Evaluating the tensile properties of high-strength stainless steels using small punch testing.

Accurately measuring the mechanical properties of high-strength stainless steels is of great significance for ensuring structural safety, predicting long-term performance and optimizing design. However, the standardized tensile test specimens used to obtain strength properties must be fabricated from bulk materials from an in-service structure or component, result in the loss of structural integrity or a reduction in remaining service life. Small punch tests require only miniscule material samples and are widely used to estimate in-service component material characteristics. This study performed small punch tests on three high-strength stainless steels-X17CrNi15-2, 15-5PH, and PH13-8Mo-to obtain the correlations between the small punch tests and the uniaxial tensile test results for each material. The estimated yield stresses obtained from the small punch tests were distributed within a factor of 1.5 on both sides of the unity line when compared with those obtained from the uniaxial tensile tests; the ultimate strength values estimated from the small punch tests correlated quite well with those obtained from the uniaxial tensile tests.

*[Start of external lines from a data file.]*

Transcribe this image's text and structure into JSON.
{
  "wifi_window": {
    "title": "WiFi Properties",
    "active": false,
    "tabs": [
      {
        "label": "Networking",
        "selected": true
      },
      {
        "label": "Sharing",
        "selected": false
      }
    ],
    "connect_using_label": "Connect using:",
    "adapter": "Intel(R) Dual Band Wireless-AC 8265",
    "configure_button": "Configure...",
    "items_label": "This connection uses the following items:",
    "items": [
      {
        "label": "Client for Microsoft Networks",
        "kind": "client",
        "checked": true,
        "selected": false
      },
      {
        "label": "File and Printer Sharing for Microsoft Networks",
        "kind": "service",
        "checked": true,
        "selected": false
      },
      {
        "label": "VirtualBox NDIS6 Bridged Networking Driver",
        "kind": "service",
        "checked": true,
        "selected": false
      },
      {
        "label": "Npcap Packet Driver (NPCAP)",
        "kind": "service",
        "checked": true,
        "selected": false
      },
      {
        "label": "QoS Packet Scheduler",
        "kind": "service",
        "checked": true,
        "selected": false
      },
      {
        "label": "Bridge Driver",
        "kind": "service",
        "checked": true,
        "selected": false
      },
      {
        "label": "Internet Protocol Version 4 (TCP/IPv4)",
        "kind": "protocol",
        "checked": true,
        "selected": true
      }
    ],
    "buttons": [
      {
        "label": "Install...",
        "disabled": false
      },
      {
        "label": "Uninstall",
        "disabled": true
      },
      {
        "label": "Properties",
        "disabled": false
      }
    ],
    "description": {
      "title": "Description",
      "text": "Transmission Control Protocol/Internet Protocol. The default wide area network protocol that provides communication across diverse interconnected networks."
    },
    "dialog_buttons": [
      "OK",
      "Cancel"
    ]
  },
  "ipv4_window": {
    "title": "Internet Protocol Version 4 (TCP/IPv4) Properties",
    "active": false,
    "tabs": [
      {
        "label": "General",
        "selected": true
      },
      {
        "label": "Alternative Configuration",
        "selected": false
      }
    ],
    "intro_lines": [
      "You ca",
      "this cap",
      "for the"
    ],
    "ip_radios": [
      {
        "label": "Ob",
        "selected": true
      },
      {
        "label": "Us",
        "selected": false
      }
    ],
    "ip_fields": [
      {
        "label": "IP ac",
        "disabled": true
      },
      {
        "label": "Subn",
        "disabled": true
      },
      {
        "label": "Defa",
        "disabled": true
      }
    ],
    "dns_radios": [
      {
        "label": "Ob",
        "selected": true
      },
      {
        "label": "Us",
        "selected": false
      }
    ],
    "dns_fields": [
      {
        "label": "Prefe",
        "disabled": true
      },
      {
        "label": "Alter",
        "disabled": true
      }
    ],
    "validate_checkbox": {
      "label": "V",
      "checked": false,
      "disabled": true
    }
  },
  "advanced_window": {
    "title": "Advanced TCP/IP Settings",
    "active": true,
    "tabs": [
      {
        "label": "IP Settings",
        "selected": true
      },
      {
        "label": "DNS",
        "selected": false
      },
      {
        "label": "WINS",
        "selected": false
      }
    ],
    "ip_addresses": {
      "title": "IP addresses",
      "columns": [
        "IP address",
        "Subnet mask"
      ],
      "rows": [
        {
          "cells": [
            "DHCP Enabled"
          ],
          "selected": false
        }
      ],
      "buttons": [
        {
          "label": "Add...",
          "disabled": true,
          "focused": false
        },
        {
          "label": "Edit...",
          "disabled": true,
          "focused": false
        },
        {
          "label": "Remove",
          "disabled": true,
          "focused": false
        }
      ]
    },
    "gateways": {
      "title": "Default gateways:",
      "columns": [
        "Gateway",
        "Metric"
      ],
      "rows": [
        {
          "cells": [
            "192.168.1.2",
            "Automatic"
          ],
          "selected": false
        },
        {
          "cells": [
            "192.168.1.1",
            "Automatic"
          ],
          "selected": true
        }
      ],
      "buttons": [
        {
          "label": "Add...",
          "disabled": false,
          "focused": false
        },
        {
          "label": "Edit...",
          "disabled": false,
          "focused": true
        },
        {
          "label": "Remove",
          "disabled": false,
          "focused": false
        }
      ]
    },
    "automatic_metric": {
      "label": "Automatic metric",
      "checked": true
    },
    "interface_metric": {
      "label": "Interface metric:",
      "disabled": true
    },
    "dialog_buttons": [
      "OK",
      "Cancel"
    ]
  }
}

An iterative finite element analysis was subsequently established to simulate the small punch tests and thereby obtain the coefficients for a Ludwik power law correlation representing the true stress-strain properties. The finite element predicted force-deflection curves agreed well with the small punch test results, which were also compared with the predictions obtained from empirical equations proposed in previous studies. Finally, the fracture mechanisms of the small punch test specimens were characterized through scanning electron microscopy, indicating that the dimple fracture mechanism dominated the failure mode. The results of this study are expected to inform the application of small punch test to evaluate in-service high-strength stainless steel materials.